Beef, Barley and Vegetable Soup
A delicious, hearty soup for a cool winter’s night. The barley becomes plump and rich, adding great texture. You can add just about any vegetables you like. Truffle oil enhances the natural flavors of the ingredients and adds a rich, sophisticated touch to an otherwise ordinary soup.
3 lbs beef riblets, short ribs or beef stew meat
1 tbl vegetable oil
1 medium onion, chopped
1/2 cup sliced carrot
1/2 cup chopped celery with leaves
3 cloves garlic, mashed
5 cups chicken or beef stock or water
1 16 oz can diced tomatoes
1 tsp dried thyme leaves
1 bay leaf
1/3 cup medium pearl barley
2 cups frozen vegetables, such as corn, lima beans, green peas, green beans
1/2 cup fresh shiitake mushrooms, sliced
1 cup fresh spinach leaves, washed and roughly chopped
Salt and freshly ground pepper to taste
Truffle oil (optional)
Season beef with salt and pepper. Heat oil in dutch oven and brown beef well. Remove beef and drain all fat except 1 tbl. Add onion, garlic, carrot, and celery. Cook for two minutes. Add bay leaf, beef, stock, tomatoes and thyme leaves. Simmer, covered, for 1 hour.

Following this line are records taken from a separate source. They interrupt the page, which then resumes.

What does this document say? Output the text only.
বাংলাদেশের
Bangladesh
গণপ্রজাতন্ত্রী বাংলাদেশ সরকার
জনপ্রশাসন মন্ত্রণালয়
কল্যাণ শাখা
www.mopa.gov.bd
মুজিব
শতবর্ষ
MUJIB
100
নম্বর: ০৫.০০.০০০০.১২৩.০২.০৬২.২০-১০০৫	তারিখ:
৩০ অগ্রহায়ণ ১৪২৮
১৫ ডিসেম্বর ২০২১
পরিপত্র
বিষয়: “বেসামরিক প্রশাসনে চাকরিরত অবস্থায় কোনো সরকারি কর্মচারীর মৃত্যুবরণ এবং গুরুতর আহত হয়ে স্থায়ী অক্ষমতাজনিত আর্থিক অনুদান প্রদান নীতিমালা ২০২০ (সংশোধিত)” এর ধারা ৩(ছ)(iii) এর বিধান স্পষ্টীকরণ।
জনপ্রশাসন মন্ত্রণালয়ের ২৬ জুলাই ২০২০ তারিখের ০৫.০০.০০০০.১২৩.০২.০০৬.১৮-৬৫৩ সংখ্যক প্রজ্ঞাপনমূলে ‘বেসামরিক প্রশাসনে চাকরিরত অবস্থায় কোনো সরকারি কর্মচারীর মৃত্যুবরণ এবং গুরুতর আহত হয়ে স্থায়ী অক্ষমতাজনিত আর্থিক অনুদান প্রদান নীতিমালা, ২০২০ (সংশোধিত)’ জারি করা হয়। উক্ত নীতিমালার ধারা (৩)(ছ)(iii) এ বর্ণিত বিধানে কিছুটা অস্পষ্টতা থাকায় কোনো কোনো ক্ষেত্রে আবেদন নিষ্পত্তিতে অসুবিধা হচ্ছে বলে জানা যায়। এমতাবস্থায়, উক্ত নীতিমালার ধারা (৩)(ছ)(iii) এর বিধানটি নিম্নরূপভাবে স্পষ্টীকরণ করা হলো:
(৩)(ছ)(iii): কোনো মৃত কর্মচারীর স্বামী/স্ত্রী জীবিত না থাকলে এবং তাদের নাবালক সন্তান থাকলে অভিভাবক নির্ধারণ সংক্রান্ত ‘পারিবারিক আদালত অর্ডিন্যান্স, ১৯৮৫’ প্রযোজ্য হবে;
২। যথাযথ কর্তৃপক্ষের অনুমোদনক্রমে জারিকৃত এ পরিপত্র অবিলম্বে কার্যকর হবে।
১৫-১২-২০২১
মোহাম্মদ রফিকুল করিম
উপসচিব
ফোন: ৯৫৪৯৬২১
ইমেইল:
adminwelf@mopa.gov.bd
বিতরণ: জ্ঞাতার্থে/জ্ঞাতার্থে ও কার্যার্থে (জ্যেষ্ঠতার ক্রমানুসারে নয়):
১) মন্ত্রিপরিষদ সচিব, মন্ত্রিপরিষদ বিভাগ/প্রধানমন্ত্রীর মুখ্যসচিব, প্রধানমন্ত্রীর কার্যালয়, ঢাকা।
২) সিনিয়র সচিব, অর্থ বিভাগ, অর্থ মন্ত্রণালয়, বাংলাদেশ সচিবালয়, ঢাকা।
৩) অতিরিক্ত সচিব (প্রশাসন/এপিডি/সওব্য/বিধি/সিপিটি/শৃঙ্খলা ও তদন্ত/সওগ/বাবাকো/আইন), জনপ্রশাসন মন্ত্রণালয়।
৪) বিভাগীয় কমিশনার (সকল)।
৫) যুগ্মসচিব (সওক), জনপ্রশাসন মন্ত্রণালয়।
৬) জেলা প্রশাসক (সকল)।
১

Skim fat from surface of soup. Add barley and simmer, covered, for about 45 minutes. Add frozen vegetables, mushrooms and spinach; simmer for another 30 minutes or until barley and vegetables are tender. Check seasonings and drizzle a scant 1/8 tsp truffle oil before serving, if desired. Makes 6 servings.